Allegheny Health Network’s decision to partner with the Johns Hopkins Sidney Kimmel Cancer Center in Baltimore not only is a major enhancement to how the Pittsburgh medical provider approaches the disease, but it is also frank recognition of the increasingly competitive landscape in Western Pennsylvania health care.
As AHN moves along in its affiliation with Highmark, the region’s dominant insurer, it must demonstrate the value of its product to patients who would prefer its rival, UPMC, the region’s dominant health care network. Rather than commit resources to build a costly and redundant alternative to the UPMC Hillman Cancer Center in Shadyside, AHN has secured a promising partnership with Johns Hopkins.

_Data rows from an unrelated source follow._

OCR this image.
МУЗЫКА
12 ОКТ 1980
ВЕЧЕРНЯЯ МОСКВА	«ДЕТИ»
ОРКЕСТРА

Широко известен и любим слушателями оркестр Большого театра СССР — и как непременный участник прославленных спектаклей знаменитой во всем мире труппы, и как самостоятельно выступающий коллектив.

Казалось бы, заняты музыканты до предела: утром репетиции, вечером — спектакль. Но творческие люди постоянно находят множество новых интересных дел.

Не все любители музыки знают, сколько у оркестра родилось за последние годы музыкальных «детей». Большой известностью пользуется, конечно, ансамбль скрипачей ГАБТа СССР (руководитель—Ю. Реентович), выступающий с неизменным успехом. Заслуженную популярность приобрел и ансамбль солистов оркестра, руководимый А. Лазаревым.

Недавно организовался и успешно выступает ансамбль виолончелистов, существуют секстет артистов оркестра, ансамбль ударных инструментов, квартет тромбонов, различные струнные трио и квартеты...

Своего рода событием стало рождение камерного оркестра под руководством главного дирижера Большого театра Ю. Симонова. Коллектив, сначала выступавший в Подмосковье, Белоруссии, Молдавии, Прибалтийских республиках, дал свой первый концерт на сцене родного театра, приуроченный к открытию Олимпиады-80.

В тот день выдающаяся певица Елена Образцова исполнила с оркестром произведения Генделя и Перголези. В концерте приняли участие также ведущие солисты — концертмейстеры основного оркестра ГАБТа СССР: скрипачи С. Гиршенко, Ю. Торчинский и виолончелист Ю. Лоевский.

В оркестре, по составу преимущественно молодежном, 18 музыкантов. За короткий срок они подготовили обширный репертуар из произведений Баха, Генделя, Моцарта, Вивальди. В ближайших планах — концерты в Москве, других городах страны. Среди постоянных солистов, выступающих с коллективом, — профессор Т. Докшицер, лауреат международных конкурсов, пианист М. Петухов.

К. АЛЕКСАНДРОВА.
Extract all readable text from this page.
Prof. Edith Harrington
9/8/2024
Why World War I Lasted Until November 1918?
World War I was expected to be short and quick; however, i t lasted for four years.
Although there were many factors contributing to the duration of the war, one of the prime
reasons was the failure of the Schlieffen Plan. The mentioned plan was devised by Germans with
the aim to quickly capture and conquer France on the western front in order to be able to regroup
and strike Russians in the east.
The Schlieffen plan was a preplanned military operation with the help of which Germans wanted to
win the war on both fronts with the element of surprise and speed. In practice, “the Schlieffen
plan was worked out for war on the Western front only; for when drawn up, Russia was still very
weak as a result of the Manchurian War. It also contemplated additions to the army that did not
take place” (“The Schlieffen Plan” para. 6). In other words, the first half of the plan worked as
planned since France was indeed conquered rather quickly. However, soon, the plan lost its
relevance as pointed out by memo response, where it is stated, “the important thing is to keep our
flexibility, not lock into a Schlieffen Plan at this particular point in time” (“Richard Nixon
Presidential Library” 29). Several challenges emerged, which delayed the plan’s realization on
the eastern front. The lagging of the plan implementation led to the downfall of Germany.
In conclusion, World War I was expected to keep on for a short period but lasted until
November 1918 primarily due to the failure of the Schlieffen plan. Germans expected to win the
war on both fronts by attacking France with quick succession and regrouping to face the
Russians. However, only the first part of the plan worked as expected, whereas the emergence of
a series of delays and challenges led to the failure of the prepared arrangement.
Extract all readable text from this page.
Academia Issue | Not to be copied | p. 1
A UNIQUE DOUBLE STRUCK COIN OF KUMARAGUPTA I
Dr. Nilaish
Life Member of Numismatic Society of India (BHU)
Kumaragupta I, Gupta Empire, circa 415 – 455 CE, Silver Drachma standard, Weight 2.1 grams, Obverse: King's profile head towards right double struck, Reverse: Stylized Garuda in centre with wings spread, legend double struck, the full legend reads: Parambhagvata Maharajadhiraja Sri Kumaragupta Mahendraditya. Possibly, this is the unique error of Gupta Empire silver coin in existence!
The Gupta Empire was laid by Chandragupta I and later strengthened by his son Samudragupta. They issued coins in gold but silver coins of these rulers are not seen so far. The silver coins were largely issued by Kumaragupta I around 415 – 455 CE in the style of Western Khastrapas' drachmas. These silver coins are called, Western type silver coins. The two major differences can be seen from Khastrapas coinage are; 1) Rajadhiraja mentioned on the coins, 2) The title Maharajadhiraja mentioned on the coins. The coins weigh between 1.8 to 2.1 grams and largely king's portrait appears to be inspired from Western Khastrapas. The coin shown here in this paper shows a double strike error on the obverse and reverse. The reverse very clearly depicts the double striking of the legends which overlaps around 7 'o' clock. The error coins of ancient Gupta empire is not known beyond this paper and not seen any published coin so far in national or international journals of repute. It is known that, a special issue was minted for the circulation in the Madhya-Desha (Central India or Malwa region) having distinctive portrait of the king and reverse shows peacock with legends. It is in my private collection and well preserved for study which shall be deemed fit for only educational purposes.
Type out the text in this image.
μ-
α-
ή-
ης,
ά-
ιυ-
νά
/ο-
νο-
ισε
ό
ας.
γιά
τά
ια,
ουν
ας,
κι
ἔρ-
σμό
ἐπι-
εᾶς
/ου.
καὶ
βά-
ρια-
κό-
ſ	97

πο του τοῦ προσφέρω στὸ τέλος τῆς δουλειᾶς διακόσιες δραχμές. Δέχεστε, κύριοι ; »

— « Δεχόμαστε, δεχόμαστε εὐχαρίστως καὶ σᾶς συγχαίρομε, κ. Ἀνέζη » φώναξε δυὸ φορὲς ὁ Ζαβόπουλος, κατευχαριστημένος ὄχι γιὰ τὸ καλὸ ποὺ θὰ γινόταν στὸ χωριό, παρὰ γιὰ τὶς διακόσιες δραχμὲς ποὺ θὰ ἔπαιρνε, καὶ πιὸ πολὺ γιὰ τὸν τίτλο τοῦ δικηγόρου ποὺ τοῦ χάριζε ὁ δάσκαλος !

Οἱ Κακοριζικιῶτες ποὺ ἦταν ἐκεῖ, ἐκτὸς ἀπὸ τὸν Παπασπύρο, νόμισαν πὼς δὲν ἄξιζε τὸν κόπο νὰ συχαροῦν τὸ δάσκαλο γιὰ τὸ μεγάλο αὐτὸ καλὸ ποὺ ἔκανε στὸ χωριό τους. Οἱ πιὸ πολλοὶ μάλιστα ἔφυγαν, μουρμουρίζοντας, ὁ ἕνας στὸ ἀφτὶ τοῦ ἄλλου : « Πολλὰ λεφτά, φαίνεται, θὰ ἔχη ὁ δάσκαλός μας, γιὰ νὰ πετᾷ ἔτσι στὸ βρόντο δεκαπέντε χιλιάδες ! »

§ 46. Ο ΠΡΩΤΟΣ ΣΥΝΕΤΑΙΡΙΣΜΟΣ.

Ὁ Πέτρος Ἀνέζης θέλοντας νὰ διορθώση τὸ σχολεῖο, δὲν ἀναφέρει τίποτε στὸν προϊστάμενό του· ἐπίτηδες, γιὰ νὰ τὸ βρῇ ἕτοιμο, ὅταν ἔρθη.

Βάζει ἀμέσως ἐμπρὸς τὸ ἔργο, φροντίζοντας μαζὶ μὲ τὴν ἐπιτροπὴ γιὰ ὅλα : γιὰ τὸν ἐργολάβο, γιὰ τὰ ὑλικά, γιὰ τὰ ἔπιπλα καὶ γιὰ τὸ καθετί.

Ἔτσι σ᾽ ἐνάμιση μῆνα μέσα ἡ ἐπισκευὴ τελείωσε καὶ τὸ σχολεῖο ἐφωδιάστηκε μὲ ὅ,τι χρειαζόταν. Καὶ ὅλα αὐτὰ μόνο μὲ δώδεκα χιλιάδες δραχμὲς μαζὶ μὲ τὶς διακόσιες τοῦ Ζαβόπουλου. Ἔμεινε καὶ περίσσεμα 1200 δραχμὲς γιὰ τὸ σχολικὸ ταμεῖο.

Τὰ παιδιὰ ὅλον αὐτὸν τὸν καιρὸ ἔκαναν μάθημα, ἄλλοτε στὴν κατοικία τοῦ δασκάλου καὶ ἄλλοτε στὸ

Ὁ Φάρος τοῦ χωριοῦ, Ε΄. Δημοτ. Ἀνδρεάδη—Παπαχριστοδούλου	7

The new association, based on a memo of understanding to be worked into a formal agreement in the next few months, will enable Allegheny Health Network and Johns Hopkins to work together on clinical care, innovative research and continuing education for physicians and nurses. Like the University of Pittsburgh Cancer Institute, Johns Hopkins is one of 41 comprehensive cancer centers in the country designated by the National Cancer Institute.
It is hard not to see the scheduled end of the UPMC-Highmark contract, beginning next year, as one of the drivers behind the Allegheny-Johns Hopkins partnership. Whether that was a factor or not and regardless of what happens between UPMC and Highmark, this is good news for Pittsburgh patients battling cancer and better news for maintaining health care competition.